Standard compound-action snips are designed for cutting steel or softer materials, although the occasional use on stainless steel is not detrimental. For cutting through tougher materials, such as inconel and titanium, special hard snips are available. They are similar in design to standard or offset aviation snips, but have specially heat treated blades. These snips will have a different color handle to differentiate them from the other standard types.

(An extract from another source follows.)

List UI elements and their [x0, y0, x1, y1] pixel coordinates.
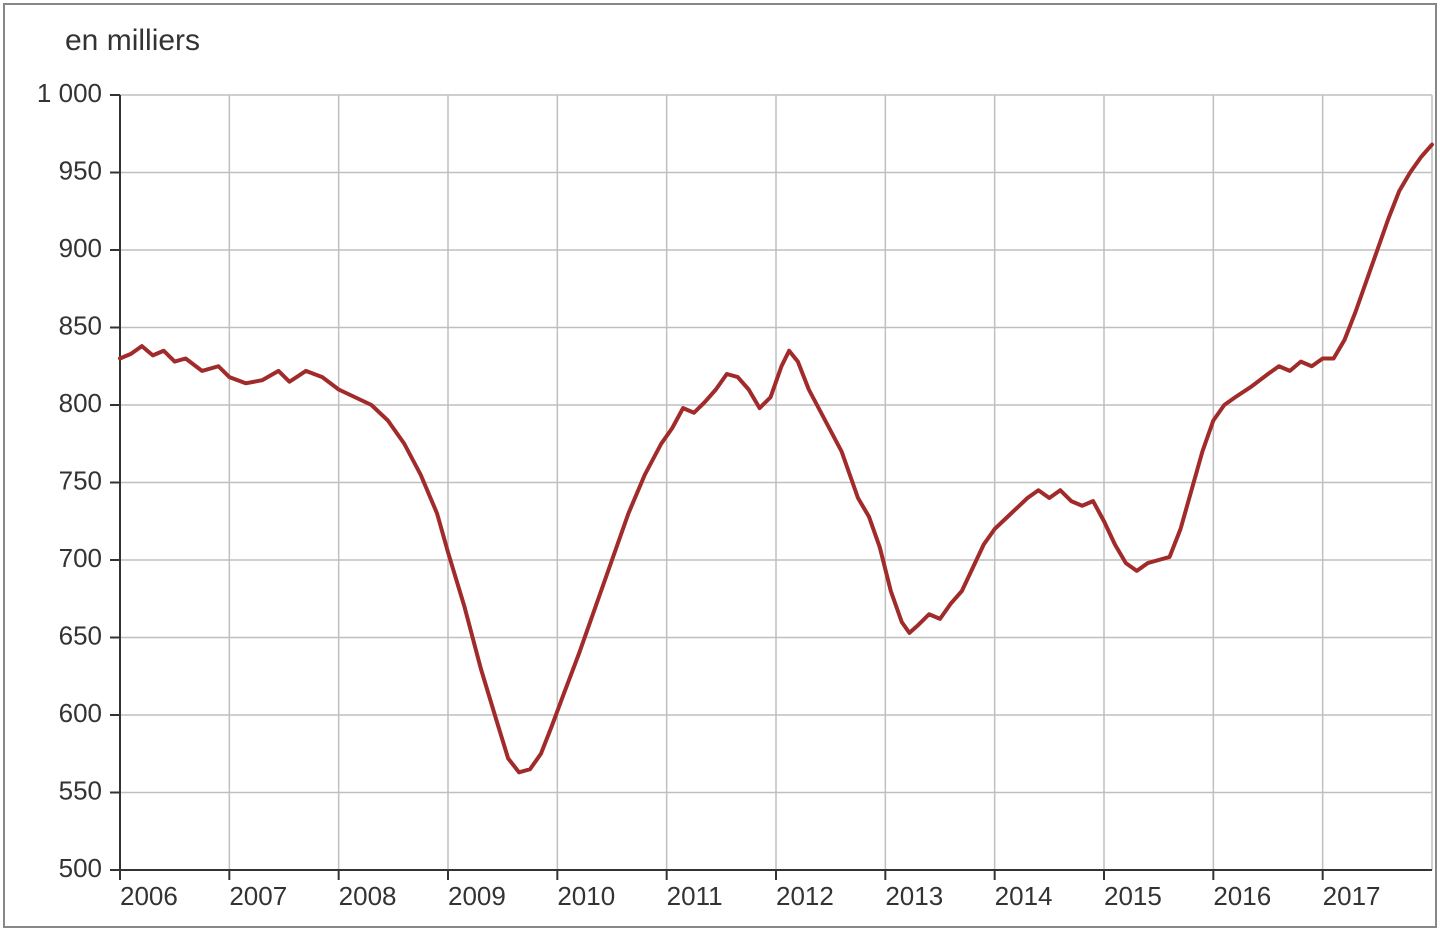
outer-border — [3, 3, 1437, 928]
chart-container: 5005506006507007508008509009501 00020062… — [0, 0, 1440, 931]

=== Pipe and duct snips ===
Pipe and duct snips, also known as double cut snips, are a subtype of compound-action snip used to cut stove pipe and ducting lengthwise. The snips have a three-piece jaw that has two side blades that slide against a central blade. This creates a 11/64 in wide strip that curls up along the cut. A compound lever system is used to increase the mechanical advantage.

=== Configuration ===
The following types of snips are available in different configurations. The first is the angle of the blades to the handles. If the handles are inline with the blades then the combination is known as a straight snips; if the handles are at an angle then it is known as an offset configuration. This design allows for the material to flow away from the blades when making long cuts, which is easier and safer than straight cutting snips.

The bulldog-pattern is a blade pattern that has longer handles to increase the mechanical advantage of the snips. In tinner's snips this means the handles are extra long. The compound-action bulldog-pattern, also known as a notch snips, has the ability to cut up to 16 gauge (1.59 mm) cold rolled sheet metal or multiple layers of sheet metal up to 0.062 in thick.

Some snips have replaceable blades for when the blade becomes worn out. An added advantage to this is the ability to make the rest of the snips from a lightweight material, usually aluminum. This helps to reduce fatigue.